The decision sparked intense debate among artists and fans (many of whom mistakenly believed Spotify was scrubbing artists' music from the platform entirely, instead of just removing it from company-curated plalists). Reps for artists like Kendrick Lamar called Spotify's CEO to express their frustration, Bloomberg reported last week

However, the company maintains it was not aiming "to play judge and jury."

Read the full policy update below:

Spotify Policy Update

Spotify recently shared a new policy around hate content and conduct. And while we believe our intentions were good, the language was too vague, we created confusion and concern, and didn't spend enough time getting input from our own team and key partners before sharing new guidelines.

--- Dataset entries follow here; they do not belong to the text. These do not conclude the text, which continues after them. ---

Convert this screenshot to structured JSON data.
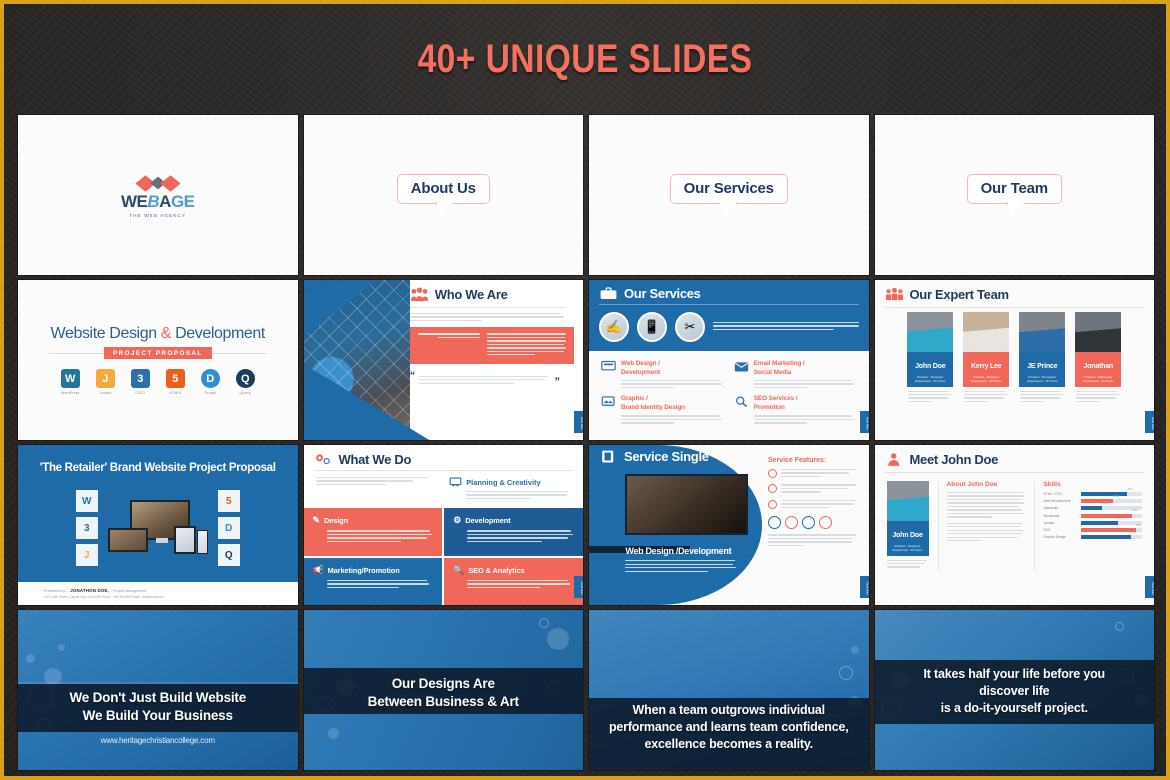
{
  "hero": {
    "title": "40+ UNIQUE SLIDES",
    "accent": "#f4715f",
    "background": "#2b2927",
    "border": "#d9a21b"
  },
  "palette": {
    "blue": "#1e6ba8",
    "dark_blue": "#1f3b5c",
    "salmon": "#f0685a",
    "light": "#fbfbfb"
  },
  "slides": {
    "logo": {
      "name_part1": "WE",
      "name_part2": "B",
      "name_part3": "A",
      "name_part4": "GE",
      "tagline": "THE WEB AGENCY"
    },
    "about_us": {
      "label": "About Us"
    },
    "our_services_title": {
      "label": "Our Services"
    },
    "our_team_title": {
      "label": "Our Team"
    },
    "website_design": {
      "heading_1": "Website Design ",
      "heading_amp": "&",
      "heading_2": " Development",
      "banner": "PROJECT PROPOSAL",
      "tech": [
        {
          "name": "WordPress",
          "glyph": "W",
          "color": "#21759b"
        },
        {
          "name": "Joomla",
          "glyph": "J",
          "color": "#f4a93c"
        },
        {
          "name": "CSS3",
          "glyph": "3",
          "color": "#2d6fa8"
        },
        {
          "name": "HTML5",
          "glyph": "5",
          "color": "#e8601c"
        },
        {
          "name": "Drupal",
          "glyph": "D",
          "color": "#2d8fd5"
        },
        {
          "name": "jQuery",
          "glyph": "Q",
          "color": "#1a3d5c"
        }
      ]
    },
    "who_we_are": {
      "title": "Who We Are",
      "icon": "people-group-icon",
      "intro": "Lorem Ipsum is simply dummy text of the printing and typesetting industry. Lorem Ipsum has been the industry's standard dummy text ever since the 1500s, when an unknown.",
      "highlight": "Lorem Ipsum is simply dummy text of",
      "highlight_body": "Lorem Ipsum is simply dummy text of the printing and typesetting industry. Lorem Ipsum has been the industry's standard dummy text ever since the 1500s, when an unknown printer took a galley of type and scrambled it to make a type specimen book. It has survived not only five centuries, but also the leap into electronic typesetting.",
      "quote": "Lorem Ipsum is simply dummy text of the printing and typesetting industry. Lorem Ipsum has been the industry's standard dummy text ever since 1500."
    },
    "our_services": {
      "title": "Our Services",
      "icon": "briefcase-icon",
      "intro": "Lorem Ipsum is simply dummy text of the printing and typesetting industry. Lorem Ipsum has been the industry's",
      "items": [
        {
          "title": "Web Design /\nDevelopment",
          "icon": "monitor-icon",
          "body": "Lorem Ipsum is simply dummy text of the printing and typesetting industry. Lorem Ipsum has been the industry's standard dummy text ever since the 1500s."
        },
        {
          "title": "Email Marketing /\nSocial Media",
          "icon": "envelope-icon",
          "body": "Lorem Ipsum is simply dummy text of the printing and typesetting industry. Lorem Ipsum has been the industry's standard dummy text ever since the 1500s."
        },
        {
          "title": "Graphic /\nBrand Identity Design",
          "icon": "palette-icon",
          "body": "Lorem Ipsum is simply dummy text of the printing and typesetting industry. Lorem Ipsum has been the industry's standard dummy text ever since the 1500s."
        },
        {
          "title": "SEO Services /\nPromotion",
          "icon": "magnifier-icon",
          "body": "Lorem Ipsum is simply dummy text of the printing and typesetting industry. Lorem Ipsum has been the industry's standard dummy text ever since the 1500s."
        }
      ]
    },
    "expert_team": {
      "title": "Our Expert Team",
      "icon": "three-people-icon",
      "members": [
        {
          "name": "John Doe",
          "role": "Position : Designer\nExperience : 10 Years",
          "accent": "blue",
          "body": "Lorem Ipsum is simply dummy text of the printing and typesetting industry. Lorem Ipsum has been the industry."
        },
        {
          "name": "Kerry Lee",
          "role": "Position : Designer\nExperience : 10 Years",
          "accent": "salmon",
          "body": "Lorem Ipsum is simply dummy text of the printing and typesetting industry. Lorem Ipsum has been the industry."
        },
        {
          "name": "JE Prince",
          "role": "Position : Developer\nExperience : 10 Years",
          "accent": "blue",
          "body": "Lorem Ipsum is simply dummy text of the printing and typesetting industry. Lorem Ipsum has been the industry."
        },
        {
          "name": "Jonathan",
          "role": "Position : Marketing\nExperience : 10 Years",
          "accent": "salmon",
          "body": "Lorem Ipsum is simply dummy text of the printing and typesetting industry. Lorem Ipsum has been the industry."
        }
      ]
    },
    "retailer": {
      "title": "'The Retailer' Brand Website Project Proposal",
      "presented_label": "Presented by:",
      "presenter": "JONATHON DOE,",
      "presenter_role": "Project Management",
      "address": "1201 34th Street, Capital City, ca 90288  Phone : 444 456 566  Email : info@mail.com",
      "tech_left": [
        {
          "name": "WordPress",
          "glyph": "W",
          "color": "#21759b"
        },
        {
          "name": "CSS",
          "glyph": "3",
          "color": "#2d6fa8"
        },
        {
          "name": "Joomla",
          "glyph": "J",
          "color": "#f4a93c"
        }
      ],
      "tech_right": [
        {
          "name": "HTML",
          "glyph": "5",
          "color": "#e8601c"
        },
        {
          "name": "Drupal",
          "glyph": "D",
          "color": "#2d8fd5"
        },
        {
          "name": "jQuery",
          "glyph": "Q",
          "color": "#1a3d5c"
        }
      ]
    },
    "what_we_do": {
      "title": "What We Do",
      "icon": "gears-icon",
      "quote": "\"Lorem Ipsum is simply dummy text of the printing and typesetting industry. Lorem Ipsum has\"",
      "planning": {
        "title": "Planning & Creativity",
        "icon": "easel-icon",
        "body": "Lorem Ipsum is simply dummy text of the printing and typesetting industry. Lorem Ipsum has been the industry's standard dummy text ever since the 1500s."
      },
      "cells": [
        {
          "title": "Design",
          "icon": "pen-icon",
          "color": "red",
          "body": "Lorem Ipsum is simply dummy text of the printing and typesetting industry. Lorem Ipsum has been the industry's standard dummy text ever since the 1500s, when an unknown printer."
        },
        {
          "title": "Development",
          "icon": "code-icon",
          "color": "blue",
          "body": "Lorem Ipsum is simply dummy text of the printing and typesetting industry. Lorem Ipsum has been the industry's standard dummy text ever since the 1500s, when an unknown printer took a galley of type."
        },
        {
          "title": "Marketing/Promotion",
          "icon": "megaphone-icon",
          "color": "blue2",
          "body": "Lorem Ipsum is simply dummy text of the printing and typesetting industry. Lorem Ipsum has been the industry's standard dummy text ever since the 1500s."
        },
        {
          "title": "SEO & Analytics",
          "icon": "chart-icon",
          "color": "red",
          "body": "Lorem Ipsum is simply dummy text of the printing and typesetting industry. Lorem Ipsum has been the industry's standard dummy text ever since the 1500s."
        }
      ]
    },
    "service_single": {
      "title": "Service Single",
      "icon": "book-icon",
      "caption": "Web Design /Development",
      "caption_body": "Lorem Ipsum is simply dummy text of the printing and typesetting industry. Lorem Ipsum has been the industry's standard dummy text ever since the 1500s, when an unknown. Lorem Ipsum is simply dummy text.",
      "features_title": "Service Features:",
      "features": [
        "Lorem Ipsum is simply dummy text of the printing and typesetting.",
        "The industry's standard dummy text ever since 1500, when an unknown.",
        "Lorem typesetting industry. Lorem Ipsum has been the industry's standard dummy text."
      ],
      "footer": "Lorem Ipsum is simply dummy text of the printing and typesetting industry. Lorem Ipsum has been the industry's standard dummy text ever since."
    },
    "meet_john": {
      "title": "Meet John Doe",
      "icon": "person-icon",
      "card_name": "John Doe",
      "card_role": "Position : Designer\nExperience : 10 Years",
      "card_body": "Lorem Ipsum is simply dummy text of the printing and typesetting industry.",
      "about_title": "About John Doe",
      "about_p1": "Lorem Ipsum is simply dummy text of the printing and typesetting industry. Lorem Ipsum has been the industry's standard dummy text ever since the 1500s, when an unknown printer took a galley of type and scrambled it to make a type specimen book. It has survived not only five centuries.",
      "about_p2": "But also the leap into electronic typesetting, remaining essentially unchanged. It has. Lorem Ipsum is simply dummy text of the printing and typesetting industry. Lorem Ipsum has been the industry's standard dummy text ever since the 1500s.",
      "skills_title": "Skills",
      "skills": [
        {
          "label": "HTML / CSS",
          "value": 76,
          "color": "blue"
        },
        {
          "label": "Web Development",
          "value": 52,
          "color": "salmon"
        },
        {
          "label": "Javascript",
          "value": 34,
          "color": "blue"
        },
        {
          "label": "Wordpress",
          "value": 84,
          "color": "salmon"
        },
        {
          "label": "Joomla",
          "value": 60,
          "color": "blue"
        },
        {
          "label": "SEO",
          "value": 90,
          "color": "salmon"
        },
        {
          "label": "Graphic Design",
          "value": 82,
          "color": "blue"
        }
      ]
    },
    "quotes": [
      {
        "line1": "We Don't Just Build Website",
        "line2": "We Build Your Business",
        "line3": "",
        "url": "www.heritagechristiancollege.com"
      },
      {
        "line1": "Our Designs Are",
        "line2": "Between Business & Art",
        "line3": "",
        "url": ""
      },
      {
        "line1": "When a team outgrows individual",
        "line2": "performance and learns team confidence,",
        "line3": "excellence becomes a reality.",
        "url": ""
      },
      {
        "line1": "It takes half your life before you",
        "line2": "discover life",
        "line3": "is a do-it-yourself project.",
        "url": ""
      }
    ]
  },
  "side_tab_label": "Read More"
}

It’s important to note that our policy had two parts. The first was related to promotional decisions in the rare cases of the most extreme artist controversies. As some have pointed out, this language was vague and left too many elements open to interpretation. We created concern that an allegation might affect artists’ chances of landing on a Spotify playlist and negatively impact their future. Some artists even worried that mistakes made in their youth would be used against them.

That’s not what Spotify is about. We don’t aim to play judge and jury. We aim to connect artists and fans – and Spotify playlists are a big part of how we do that. Our playlist editors are deeply rooted in their respective cultures, and their decisions focus on what music will positively resonate with their listeners. That can vary greatly from culture to culture, and playlist to playlist. Across all genres, our role is not to regulate artists. Therefore, we are moving away from implementing a policy around artist conduct.

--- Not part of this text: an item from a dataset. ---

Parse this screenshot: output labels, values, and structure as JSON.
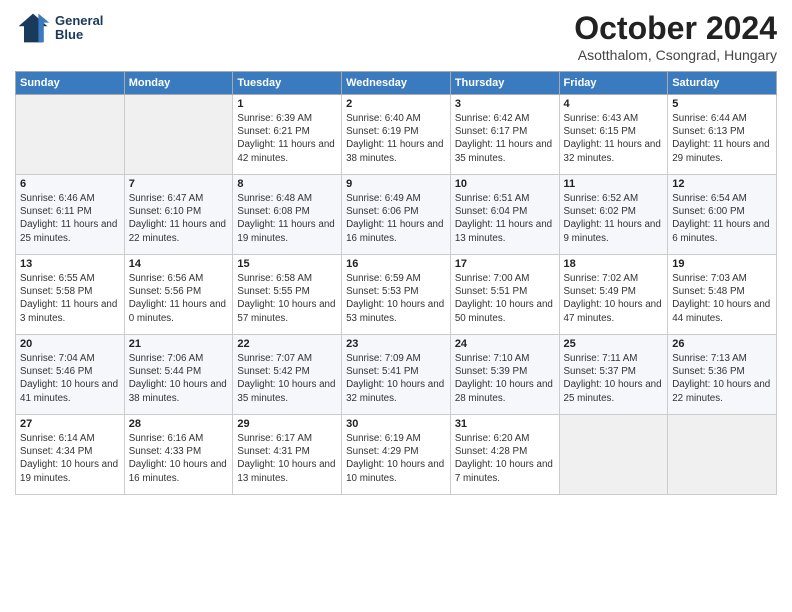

The second part of our policy addressed hate content. Spotify does not permit content whose principal purpose is to incite hatred or violence against people because of their race, religion, disability, gender identity, or sexual orientation. As we’ve done before, we will remove content that violates that standard. We’re not talking about offensive, explicit, or vulgar content – we’re talking about hate speech.

We will continue to seek ways to impact the greater good and further the industry we all care so much about. We believe Spotify has an opportunity to help push the broader music community forward through conversation, collaboration and action. We’re committed to working across the artist and advocacy communities to help achieve that.